AstraZeneca, FibroGen hope to keep their roxadustat dream alive with new FDA meeting

After an FDA cold shoulder, FibroGen and partner AstraZeneca still aim to pave a way to market for anemia therapy roxadustat—even if it means conducting another clinical trial. The two companies are now betting the drug’s U.S. future on an upcoming meeting with the FDA.

FibroGen and AZ have scheduled a meeting with the FDA to discuss a potential path forward for roxadustat in anemia of chronic kidney disease, FibroGen CEO Enrique Conterno told investors on a conference call Tuesday.

“The question is really, how can we ensure that we can conduct a trial that meets the complete response letter for us to be able to have commercial access in the U.S. in anemia of CKD,” Conterno said. The company aims to run the trial “in an expeditious manner,” he added.

As the partners navigate that process, FibroGen has started cutting expenses to focus on roxadustat and pancreatic cancer candidate pamrevlumab. The California biotech plans to reduce its projected spending by about $100 million a year for the next three years, Conterno said.
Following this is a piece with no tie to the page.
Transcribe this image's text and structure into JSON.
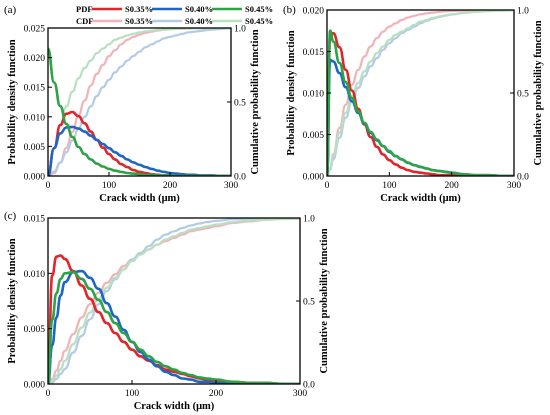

It will also remove about 100 U.S. positions, of which 30% are existing jobs.

RELATED: Surprise, surprise: AstraZeneca and FibroGen's once-hyped anemia drug roxadustat hits an FDA wall

In August, the FDA turned down roxadustat’s application in anemia for kidney disease patients following negative opinions from an external advisory committee and a rough FDA internal review. Previously, industry watchers thought roxa could become the first drug in the oral HIF-PHI class to reach the U.S. market. Analysts had pegged blockbuster expectations to roxa based on the notion that it could offer safety benefits over traditional erythropoietin therapies.

But the agency rejected roxa in both dialysis- and nondialysis-dependent patients after linking it with an increased risk of blood clots, serious infections, seizures and other metabolic and gastrointestinal side effects. Given the obvious defeat from roxa’s existing trials, a separate study seems inevitable if FibroGen and AZ still intend to pursue an FDA approval.

The most concerning safety signal flagged by the FDA centers on roxa’s heart safety profile, including an elevated risk of a composite marker of major adverse cardiovascular events. Both the FDA and FibroGen have hypothesized that the problem might stem from a fast hemoglobin overshoot seen with roxa. But as experts on the advisory committee pointed out in rejecting FibroGen’s proposal of a different dosing strategy, it’s only a theory without a clinical trial to back it up.

“That's something we're clearly going to explore with the FDA,” Mark Eisner, FibroGen’s chief medical officer, said of the dose adjustment plan during this week's call. FibroGen still intends to eventually get a label that covers both dialysis and nondialysis patients, he added.

Roxa has scored approvals in China, Japan and most recently Europe as Evrenzo. In the third quarter, roxa sales in China reached $57.8 million, FibroGen said.

RELATED: GlaxoSmithKline's novel anemia drug succeeds where AstraZeneca-FibroGen, Akebia failed

After the FDA rebuff, analysts speculated that AZ might walk away from the partnership. But CEO Conterno said the AZ relationship is “healthy” as the two try to “have an aligned path forward.”

Whether AZ will keep its toe in roxa is likely dependent on the outcome of the FDA meeting, SVB Leerink analyst Geoffrey Porges wrote in a Wednesday note to investors. The size, duration and cost of the required trial or trials, the potential breadth of the drug's label and the estimated timing of an approval relative to competitors are possible determinants, Porges added.

GlaxoSmithKline’s daprodustat, approved in Japan under the brand Duvroq, seems to have the best profile in the HIF-PHI class. Detailed data unveiled last week showed that the GSK med matched up to erythropoiesis-stimulating agents in terms of heart safety in both dialysis and nondialysis patients. By contrast, Akebia Therapeutics’ vadadustat missed its MACE goal in the nondialysis population.